>>130028
That type of reading works, and nobody who has experience in this will doubt that it does. A read by a first-timer with zero experience will still give broad-stroke right-enough information, and it's important to do this to see how the meaning of the cards is not inherent in them but in the interaction between the perceived and the perceiver at that level (yes, Buddhists, I know these are false categories, don't jump down my dick about this please. Read later Wittgenstein).
However, to avoid learning the patterns that were deliberately placed into the tarot is to seriously hamper your ability to read the cards successfully, hence why it is of importance to people who plan on making a real go of tarot to get a deck which retains as much as possible these lessons. You are quite free to make an oracle deck of your own (such as the Thoth tarot), and it will give reads as accurate as can be expected from a deck of whatever complexity you desire, but please note that there are established patterns in tarot that you may find useful, beyond the recognition of broad archetypes.
As it happens, Marseilles decks are indeed likelier to give good reads, but only to the extent that the reader invests some time into understanding the relationship of the various elements of the deck and why small details become big deals further on down the line.

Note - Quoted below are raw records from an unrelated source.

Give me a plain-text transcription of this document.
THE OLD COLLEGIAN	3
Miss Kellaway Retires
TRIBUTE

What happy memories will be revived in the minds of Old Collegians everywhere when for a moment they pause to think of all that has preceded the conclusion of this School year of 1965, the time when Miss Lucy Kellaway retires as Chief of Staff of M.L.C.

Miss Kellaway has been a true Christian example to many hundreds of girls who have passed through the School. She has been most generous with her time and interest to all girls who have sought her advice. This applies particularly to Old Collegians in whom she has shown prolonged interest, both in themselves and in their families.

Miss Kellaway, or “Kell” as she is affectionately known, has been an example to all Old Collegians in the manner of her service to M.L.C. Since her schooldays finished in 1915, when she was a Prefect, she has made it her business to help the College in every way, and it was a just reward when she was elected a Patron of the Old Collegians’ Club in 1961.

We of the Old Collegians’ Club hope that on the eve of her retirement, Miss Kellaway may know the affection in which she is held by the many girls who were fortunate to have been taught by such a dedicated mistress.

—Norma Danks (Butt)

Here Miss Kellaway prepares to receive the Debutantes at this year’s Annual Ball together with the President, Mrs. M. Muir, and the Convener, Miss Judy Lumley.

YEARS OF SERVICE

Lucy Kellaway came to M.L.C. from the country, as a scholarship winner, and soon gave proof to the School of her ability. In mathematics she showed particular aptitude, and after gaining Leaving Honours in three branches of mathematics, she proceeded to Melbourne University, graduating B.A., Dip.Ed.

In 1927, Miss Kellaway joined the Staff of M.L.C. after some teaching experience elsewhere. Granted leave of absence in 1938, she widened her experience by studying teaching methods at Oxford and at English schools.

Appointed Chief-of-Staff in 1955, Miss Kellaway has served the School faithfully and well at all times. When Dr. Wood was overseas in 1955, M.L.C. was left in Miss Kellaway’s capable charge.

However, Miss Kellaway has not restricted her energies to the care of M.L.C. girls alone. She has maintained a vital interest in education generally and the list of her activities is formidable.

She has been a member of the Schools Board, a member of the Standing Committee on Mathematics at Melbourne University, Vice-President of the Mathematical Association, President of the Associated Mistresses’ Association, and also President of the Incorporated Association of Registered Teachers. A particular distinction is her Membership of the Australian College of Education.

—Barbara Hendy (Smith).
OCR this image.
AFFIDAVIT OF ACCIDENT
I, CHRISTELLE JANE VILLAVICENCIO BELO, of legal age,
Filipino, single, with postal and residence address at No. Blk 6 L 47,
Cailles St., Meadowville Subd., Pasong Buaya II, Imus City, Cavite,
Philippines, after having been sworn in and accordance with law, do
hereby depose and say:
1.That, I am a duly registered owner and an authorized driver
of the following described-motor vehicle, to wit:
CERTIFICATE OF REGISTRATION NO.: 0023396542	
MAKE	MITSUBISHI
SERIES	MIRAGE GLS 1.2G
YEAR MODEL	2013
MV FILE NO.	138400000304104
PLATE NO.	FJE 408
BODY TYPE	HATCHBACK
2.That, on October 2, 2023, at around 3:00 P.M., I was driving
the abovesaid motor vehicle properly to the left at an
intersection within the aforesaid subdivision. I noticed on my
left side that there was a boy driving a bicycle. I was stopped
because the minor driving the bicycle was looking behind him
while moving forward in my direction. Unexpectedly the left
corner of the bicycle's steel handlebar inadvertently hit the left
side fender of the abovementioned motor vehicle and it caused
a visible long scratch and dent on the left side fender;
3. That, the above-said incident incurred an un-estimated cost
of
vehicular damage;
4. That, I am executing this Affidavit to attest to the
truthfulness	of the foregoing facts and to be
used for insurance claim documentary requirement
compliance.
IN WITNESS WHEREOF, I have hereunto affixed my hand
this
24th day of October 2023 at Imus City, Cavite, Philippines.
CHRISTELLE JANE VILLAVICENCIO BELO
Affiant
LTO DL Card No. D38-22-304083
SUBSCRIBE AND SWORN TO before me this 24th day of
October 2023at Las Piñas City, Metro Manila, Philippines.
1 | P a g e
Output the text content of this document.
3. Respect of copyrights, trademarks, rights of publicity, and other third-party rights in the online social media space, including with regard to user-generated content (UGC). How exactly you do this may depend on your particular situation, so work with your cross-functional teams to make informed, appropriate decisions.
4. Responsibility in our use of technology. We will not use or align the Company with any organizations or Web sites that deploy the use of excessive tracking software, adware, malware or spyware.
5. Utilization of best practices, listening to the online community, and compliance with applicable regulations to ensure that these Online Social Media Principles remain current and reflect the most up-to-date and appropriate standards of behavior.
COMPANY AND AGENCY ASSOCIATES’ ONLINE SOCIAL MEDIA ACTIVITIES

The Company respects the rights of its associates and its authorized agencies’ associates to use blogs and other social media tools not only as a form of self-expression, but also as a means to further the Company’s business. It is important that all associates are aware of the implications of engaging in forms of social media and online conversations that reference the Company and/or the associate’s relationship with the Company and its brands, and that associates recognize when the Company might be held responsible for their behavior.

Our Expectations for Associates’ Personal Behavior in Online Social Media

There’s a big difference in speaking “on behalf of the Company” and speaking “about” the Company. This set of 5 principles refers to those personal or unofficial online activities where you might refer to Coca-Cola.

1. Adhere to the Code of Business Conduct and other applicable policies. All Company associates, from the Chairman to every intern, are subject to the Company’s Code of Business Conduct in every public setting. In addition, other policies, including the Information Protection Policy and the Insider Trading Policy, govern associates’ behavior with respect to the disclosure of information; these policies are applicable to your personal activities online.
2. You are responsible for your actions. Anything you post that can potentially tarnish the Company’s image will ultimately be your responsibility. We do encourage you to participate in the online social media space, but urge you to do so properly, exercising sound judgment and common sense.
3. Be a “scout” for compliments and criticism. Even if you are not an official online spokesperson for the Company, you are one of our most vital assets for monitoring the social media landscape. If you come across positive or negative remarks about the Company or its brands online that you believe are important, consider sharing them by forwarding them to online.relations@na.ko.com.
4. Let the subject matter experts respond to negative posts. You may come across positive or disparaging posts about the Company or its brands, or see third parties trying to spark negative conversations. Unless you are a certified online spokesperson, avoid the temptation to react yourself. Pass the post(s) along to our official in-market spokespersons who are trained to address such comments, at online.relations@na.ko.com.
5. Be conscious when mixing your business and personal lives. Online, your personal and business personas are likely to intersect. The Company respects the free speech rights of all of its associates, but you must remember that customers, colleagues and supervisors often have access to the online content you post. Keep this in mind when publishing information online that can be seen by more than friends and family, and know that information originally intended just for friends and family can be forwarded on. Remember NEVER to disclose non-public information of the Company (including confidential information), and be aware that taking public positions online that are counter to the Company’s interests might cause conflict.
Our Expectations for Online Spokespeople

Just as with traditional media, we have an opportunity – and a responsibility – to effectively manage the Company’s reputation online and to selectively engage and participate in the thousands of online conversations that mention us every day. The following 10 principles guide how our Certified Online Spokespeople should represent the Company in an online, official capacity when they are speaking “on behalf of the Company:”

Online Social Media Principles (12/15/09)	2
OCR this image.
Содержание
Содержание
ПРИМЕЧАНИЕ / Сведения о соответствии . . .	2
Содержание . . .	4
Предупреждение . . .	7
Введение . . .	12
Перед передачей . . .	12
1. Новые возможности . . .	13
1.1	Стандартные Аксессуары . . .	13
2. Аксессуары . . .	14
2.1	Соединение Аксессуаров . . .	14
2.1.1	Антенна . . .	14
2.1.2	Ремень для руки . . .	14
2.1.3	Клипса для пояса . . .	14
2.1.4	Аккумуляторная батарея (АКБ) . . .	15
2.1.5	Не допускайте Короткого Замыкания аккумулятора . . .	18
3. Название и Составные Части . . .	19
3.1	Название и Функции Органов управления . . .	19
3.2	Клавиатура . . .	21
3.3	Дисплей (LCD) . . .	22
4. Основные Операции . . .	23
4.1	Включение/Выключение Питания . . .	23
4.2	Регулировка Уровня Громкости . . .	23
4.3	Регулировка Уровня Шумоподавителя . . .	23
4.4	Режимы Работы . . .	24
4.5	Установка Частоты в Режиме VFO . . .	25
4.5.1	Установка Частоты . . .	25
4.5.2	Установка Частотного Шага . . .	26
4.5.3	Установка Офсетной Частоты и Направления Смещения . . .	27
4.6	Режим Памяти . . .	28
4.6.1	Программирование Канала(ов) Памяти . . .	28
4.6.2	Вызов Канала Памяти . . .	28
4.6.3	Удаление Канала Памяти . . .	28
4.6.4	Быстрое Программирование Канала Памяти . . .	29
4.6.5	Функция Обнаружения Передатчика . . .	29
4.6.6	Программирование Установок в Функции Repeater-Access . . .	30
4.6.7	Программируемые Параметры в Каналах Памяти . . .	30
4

Rider-Waite and related decks might be a great introduction to the notion of tarot and cartomancy generally, but the loss of fine details means that further extrapolation past a certain point must be wholly a matter of the reader, because the relations between the cards will have been scrambled. In other words, is actually harder to give useful reads using more modern decks unless you are particularly adept at divination and have some pretty finely tuned intuition. It's possible to get great at divination with Rider-Waite, etc, and it happens, but the closer to the originals, the easier a time you will have. Any high school algebra student can tell you that the more you round your numbers at the start of a problem, the less accurate your final result will be.